A Meteorological Approach to Calculate Volcanic Cloud Parameters

Remote sensing has shown that ice is an important component of volcanic clouds. The mass of ice in a given volcanic cloud is determined by total water content (TWC), the mass of water from erupted magma, entrained tropospheric air, and vaporized surface water, and by cloud temperature. This presentation provides a theoretical approach to calculate volcanic cloud TWC, temperature and density from satellite observations of ash and SO2 masses, motivated by a need to better model volcanic cloud destabilization and sedimentation mechanisms.

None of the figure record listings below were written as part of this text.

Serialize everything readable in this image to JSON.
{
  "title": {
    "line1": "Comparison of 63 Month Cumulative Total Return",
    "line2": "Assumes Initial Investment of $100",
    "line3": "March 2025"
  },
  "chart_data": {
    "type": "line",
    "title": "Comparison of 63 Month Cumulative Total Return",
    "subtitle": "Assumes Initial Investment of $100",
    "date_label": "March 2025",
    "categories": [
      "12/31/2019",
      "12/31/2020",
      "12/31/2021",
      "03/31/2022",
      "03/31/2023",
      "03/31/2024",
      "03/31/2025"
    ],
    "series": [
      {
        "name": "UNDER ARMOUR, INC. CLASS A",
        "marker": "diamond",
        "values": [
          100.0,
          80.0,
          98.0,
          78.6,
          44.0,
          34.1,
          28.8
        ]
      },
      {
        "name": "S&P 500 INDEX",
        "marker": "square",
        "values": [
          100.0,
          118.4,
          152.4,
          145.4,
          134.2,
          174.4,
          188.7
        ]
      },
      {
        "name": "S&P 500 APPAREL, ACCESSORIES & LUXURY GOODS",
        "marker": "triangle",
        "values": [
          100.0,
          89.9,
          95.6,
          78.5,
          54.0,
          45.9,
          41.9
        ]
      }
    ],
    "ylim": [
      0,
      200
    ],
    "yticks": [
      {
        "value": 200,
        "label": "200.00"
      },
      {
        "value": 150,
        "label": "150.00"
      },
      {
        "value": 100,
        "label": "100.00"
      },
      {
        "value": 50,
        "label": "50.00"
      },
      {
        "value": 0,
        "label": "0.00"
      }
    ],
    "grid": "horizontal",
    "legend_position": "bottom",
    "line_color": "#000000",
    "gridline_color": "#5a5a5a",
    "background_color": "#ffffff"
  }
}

Using parcel theory, a recently emplaced volcanic cloud can be modeled as a closed-system homogeneous fluid parcel with 3 components: Dry air, ash, and magmatic water. Cloud thickness is estimated from trajectory modeling and area is measured using remote sensing, which are combined to give parcel volume. Mass of water entrained during plume rise is ignored, providing a minimum value for TWC (however, measured parcel dimensions after emplacement account for the volume of entrained air). Magmatic water mass is calculated from knowledge of typical gas ratios in source volcano emissions and satellite-based measurement of SO2 in the volcanic cloud of interest. Other volcanic gases are ignored in the calculation because concentrations are low and densities are relatively similar to atmospheric gases. Cloud density and temperature can then be approximated using the ideal gas law under the following assumptions: (1) The volcanic cloud is in hydrostatic equilibrium; (2) fine ash (1-25 μm) and magmatic water are not removed by sedimentation; (3) the volumetric fraction of magmatic water and volcanic ash is so small that displaced air is negligible in the parcel density determination. Analysis of the 3.7 hr 17 September 1992 Spurr cloud (an ash-dominant cloud) shows that water was abundant with ~0.2 g/kg at -62°C and 191 hPa (compared to almost zero in ambient atmosphere). Cloud density and temperature was within 0.05% of the ambient atmosphere. Furthermore, almost all of the water existed as ice which then rapidly sublimated. The presence of abundant water in various phases must therefore, play an important role in volcanic cloud dynamics.